As Kip makes clear, though, certain things cannot be forgiven.
It’s a testament to the writing that the audience can feel sorry for Bill and even empathize with his situation. He’s accepted responsibility for his past actions and now just wants to be left alone.
Containing more than a few echoes of The Zoo Story, LaBute has written a fascinating look at two people each believing they have the moral high ground in this increasingly volatile situation.
Slezak does a great job as Bill, a man firm in his belief that he should not be punished for something he hasn’t done, regardless of what happened in the past.
Kandel is good as Kip, a man determined to protect his family no matter the cost to himself or anyone else for that matter. Kip is also the harder of the two roles to bring across as it could easily become one-dimensional, but fortunately neither Kandel nor director Maria Mileaf let that happen.
Powerful and thought provoking, The Mulberry Bush could easily be expanded into a full-length work.
With the final play, Doubtless, it’s clear playwright Albert Innaurato has an ax to grind with the Catholic Church, but instead of attacking his subject, he bludgeons the audience.
Doubtless presents a scenario of rampant corruption in Catholicism from the very top down, as described by two nuns (Tasha Guevara and Brenda Currin) who are about to leave the church forever.
From the very start, the play is filled with flagrant sexual imagery and innuendo, not to mention coarse language, as the two women talk about their lives and experiences. Their stories are mainly non sequitur—especially as related by Currin’s character, who is prim and proper one moment, while tossing out four-letter words the next.
It doesn’t help that Guevara and Currin give performances that are completely wooden, as do Andrew Glaszek and David Beck who play two priests attending a debauched gathering. Since every character is a cliché, any chance of eliciting sympathy from the audience is pretty much lost.
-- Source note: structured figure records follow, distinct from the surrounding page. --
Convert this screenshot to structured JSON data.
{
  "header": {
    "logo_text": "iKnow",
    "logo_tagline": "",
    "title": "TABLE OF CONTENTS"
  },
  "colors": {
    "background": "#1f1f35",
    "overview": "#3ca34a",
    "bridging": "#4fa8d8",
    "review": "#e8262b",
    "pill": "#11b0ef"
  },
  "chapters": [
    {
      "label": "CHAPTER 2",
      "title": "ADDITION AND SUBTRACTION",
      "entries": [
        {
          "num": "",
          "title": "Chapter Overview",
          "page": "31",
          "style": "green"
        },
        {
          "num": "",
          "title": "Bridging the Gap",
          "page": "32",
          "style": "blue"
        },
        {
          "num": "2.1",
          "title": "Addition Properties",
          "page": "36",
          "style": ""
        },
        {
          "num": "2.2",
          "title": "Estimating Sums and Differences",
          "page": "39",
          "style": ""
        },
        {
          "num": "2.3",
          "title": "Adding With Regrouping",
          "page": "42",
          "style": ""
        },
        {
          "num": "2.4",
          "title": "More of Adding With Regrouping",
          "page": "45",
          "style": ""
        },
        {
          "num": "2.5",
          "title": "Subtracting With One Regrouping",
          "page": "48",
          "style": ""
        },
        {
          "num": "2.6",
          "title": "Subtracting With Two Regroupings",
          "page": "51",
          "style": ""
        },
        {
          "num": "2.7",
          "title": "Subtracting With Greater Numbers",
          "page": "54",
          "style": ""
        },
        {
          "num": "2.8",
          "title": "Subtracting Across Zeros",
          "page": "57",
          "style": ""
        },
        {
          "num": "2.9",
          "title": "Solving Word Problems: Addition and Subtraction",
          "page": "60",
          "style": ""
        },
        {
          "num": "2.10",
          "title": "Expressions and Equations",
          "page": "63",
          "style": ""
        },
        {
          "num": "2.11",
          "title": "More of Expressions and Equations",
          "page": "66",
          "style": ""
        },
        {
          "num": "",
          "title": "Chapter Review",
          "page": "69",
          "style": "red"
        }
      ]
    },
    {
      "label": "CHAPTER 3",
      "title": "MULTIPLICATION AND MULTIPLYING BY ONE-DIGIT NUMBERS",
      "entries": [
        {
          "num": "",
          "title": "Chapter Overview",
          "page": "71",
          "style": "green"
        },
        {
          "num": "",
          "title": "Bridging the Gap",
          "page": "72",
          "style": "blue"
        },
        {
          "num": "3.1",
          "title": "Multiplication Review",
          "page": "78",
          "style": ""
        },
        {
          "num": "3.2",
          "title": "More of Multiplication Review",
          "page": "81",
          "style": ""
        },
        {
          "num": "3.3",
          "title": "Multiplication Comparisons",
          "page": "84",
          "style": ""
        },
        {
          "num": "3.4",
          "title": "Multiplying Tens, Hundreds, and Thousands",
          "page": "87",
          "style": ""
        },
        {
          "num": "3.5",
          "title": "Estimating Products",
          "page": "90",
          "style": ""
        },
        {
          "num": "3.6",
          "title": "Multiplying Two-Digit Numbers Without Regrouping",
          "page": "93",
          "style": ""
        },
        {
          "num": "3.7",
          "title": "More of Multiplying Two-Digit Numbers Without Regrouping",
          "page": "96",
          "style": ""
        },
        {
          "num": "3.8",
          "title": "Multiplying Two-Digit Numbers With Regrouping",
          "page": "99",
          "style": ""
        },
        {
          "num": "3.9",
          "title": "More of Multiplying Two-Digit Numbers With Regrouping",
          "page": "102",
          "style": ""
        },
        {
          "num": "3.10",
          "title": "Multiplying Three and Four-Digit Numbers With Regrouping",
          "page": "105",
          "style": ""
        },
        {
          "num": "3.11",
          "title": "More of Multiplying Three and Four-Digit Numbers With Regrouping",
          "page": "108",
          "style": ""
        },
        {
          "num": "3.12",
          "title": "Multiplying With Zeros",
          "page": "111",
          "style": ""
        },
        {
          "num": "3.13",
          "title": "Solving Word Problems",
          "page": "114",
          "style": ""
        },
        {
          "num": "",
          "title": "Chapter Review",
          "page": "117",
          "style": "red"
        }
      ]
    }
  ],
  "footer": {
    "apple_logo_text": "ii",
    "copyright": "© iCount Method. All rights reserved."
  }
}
Jack Hofsiss’s direction is slapdash; he seemingly has no idea what to do with the material. The end result plays neither as drama, comedy, farce, or anything in between.
Crude toilet humor about Supreme Court Justice Antonin Scalia, former U.S. Senator Rick Santorum, and former presidential candidate Mitt Romney and his wife, Ann, fall flat. A portrayal of Jesus Christ (Dana Watkins) as an oversexed, preening vampire and a scene where Mother Teresa is blamed for the AIDS epidemic are further examples of a writer trying simply to shock an audience rather than explain the reasons behind it all.
Ultimately, the play ends up insulting not only organized religion, but also those who have been hurt by the Church, so thoroughly trivialized is the subject matter.
Whatever point Innaurato is trying to make is lost in a morass of stale jokes, gratuitous obscenities, and writing that’s both lazy and sophomoric.
Fortunately Doubtless is the only play after the intermission, so one can escape that debacle after enjoying two very worthwhile works beforehand.
Summer Shorts 2014: Series B
59 E. 59th St.
Tickets: 212-279-4200 or 59e59.org
Running Time: 2 hours
Closes: Aug. 30
Judd Hollander is the New York correspondent for the London publication The Stage.